Some US cities could experience blackouts in 10 years if they don’t prepare to meet projected increases in electricity and water use due to climate change, researchers say.
Global warming alone could push Chicago, for example, to generate 12% more electricity per person each month of the summer.
If the city generated any less electricity, it would risk a power shortage that may require drastic measures to avoid rolling blackouts, according to projections from a new model.
The estimated increase is larger than previous projections because it takes into account how consumers use electricity and water at the same time. The model also considers a wider range of climate features that affect this mixed use, such as humidity and wind speed, making predictions more accurate.
Consumers use both electricity and water when running a dishwasher, heating water, or landscaping.
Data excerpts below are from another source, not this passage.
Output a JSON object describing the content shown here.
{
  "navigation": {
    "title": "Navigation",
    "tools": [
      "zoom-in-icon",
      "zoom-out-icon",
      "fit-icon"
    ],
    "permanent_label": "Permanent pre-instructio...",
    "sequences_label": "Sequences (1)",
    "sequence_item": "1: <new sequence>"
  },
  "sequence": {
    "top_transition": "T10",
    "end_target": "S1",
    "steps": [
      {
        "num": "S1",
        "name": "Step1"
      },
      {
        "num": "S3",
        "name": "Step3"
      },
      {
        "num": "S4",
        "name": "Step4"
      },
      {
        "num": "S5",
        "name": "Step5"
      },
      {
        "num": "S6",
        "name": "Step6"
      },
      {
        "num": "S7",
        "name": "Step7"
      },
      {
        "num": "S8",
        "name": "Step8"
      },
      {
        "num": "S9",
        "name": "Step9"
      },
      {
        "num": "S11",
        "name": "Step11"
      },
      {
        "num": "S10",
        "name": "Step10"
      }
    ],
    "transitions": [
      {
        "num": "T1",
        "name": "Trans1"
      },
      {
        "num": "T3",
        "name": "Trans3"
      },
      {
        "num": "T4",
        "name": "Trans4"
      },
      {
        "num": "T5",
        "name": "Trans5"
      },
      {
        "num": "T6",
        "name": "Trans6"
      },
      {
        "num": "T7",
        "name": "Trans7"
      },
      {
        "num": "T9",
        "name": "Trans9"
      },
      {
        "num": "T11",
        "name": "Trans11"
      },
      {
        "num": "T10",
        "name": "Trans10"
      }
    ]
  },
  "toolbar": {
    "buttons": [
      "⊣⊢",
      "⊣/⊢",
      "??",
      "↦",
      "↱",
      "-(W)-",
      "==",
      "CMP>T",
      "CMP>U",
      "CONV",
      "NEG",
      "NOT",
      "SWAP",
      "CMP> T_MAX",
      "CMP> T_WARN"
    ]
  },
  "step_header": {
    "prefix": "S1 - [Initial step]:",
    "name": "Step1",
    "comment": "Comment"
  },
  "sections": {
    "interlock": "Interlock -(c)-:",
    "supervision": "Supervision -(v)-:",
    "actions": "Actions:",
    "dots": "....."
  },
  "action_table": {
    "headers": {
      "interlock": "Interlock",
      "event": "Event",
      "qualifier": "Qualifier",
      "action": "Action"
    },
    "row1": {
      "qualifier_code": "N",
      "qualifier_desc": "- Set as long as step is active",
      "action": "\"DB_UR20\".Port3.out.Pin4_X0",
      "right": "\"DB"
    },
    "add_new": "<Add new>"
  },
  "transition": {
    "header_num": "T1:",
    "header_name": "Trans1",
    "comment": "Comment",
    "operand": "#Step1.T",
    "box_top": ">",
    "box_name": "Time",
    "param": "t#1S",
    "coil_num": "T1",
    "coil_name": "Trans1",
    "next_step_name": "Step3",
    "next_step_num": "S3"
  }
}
Cities also use water to generate electricity, and electricity to treat and distribute water.
For a windy city like Chicago, wind speed matters when estimating electricity and water use. Temperature might play a larger role in the Southwest, where droughts occur.
“Usually electricity and water utilities work in silos. But if we want to accurately capture climate-sensitive demand, we need to look at electricity and water together,” says Roshanak “Roshi” Nateghi, an assistant professor of industrial engineering and environmental and ecological engineering at Purdue University.
Added variables
As reported in the journal Climatic Change, researchers applied the new model to five other cities in the US Midwest: Cleveland; Columbus, Ohio; Indianapolis; Madison, Wisconsin; and Minneapolis.
As a whole, the model projected that the Midwest will be using 19% more electricity and 7% more water. And that’s just during the summer.
The researchers started with the Midwest because the region typically experiences distinct seasons, but the model could apply to any region.
While the model’s projections don’t yet take into account population growth or technological shifts, such as increased electric vehicle use, a common baseline model that utilities currently use to predict climate impact only considers only how temperature and precipitation affect electricity and water use.
The new model considers those variables, as well as relative humidity, wind speed, and large-scale climate phenomena, such as El Niño, which often leads to more mild winters in the Midwest.
“Adding in these other variables makes the model more representative of future climate-change scenarios,” says first author Renee Obringer, a PhD candidate in environmental and ecological engineering.
Worse-case: 20% increase in electricity
The model uses artificial intelligence to make predictions on climate change impact. As a learning algorithm, the researchers feed the model years of data from a region’s utilities and weather services and then train it to predict changes in electricity and water use given certain climate-change scenarios.
These scenarios are when the Earth’s temperature increases by 1.5 or 2.0 degrees Celsius above its mean temperature during the pre-industrial period, approximately 1881-1910.
Climate scientists have predicted that global warming could cross the 1.5 C threshold by 2030 and the 2.0 C threshold by 2055.
This means that for Chicago, the best-case scenario is that electricity use increases by 12% and water use increases by 4% if global warming crosses a 1.5 C threshold. But if a 2.0 C threshold is reached, then the worst-case scenario is a 20% increase in electricity use and a 6% increase in water use.
“Such scenarios are fundamental for understanding the joint response of electricity and water uses to future changes in climatic conditions as to understand to what degree our current management and technological strategies need to adapt to the future changes,” says Rohini Kumar, a postdoctoral researcher at the Helmholtz Centre for Environmental Research-UFZ in Leipzig, Germany.
The researchers found that on average for each city analyzed in this study, there could be a 10%-20% increase in electricity and 2%-5% increase in water during the summer due to a warming climate.
“A baseline model only looking at temperature and precipitation is used over and over again to develop policies. In the future, there could be significant shortages in water and electricity supply because these models have been significantly underestimating what the actual demand would be,” Obringer says.
While there’s always room for more accuracy, the researchers believe that the level of accuracy the model achieves should warrant its use now by utilities and city planners to form more effective policies.
“This model provides a much better sense of potential risk for variability and change,” Nateghi says.
The National Science Foundation and the Purdue University Center for the Environment funded the work.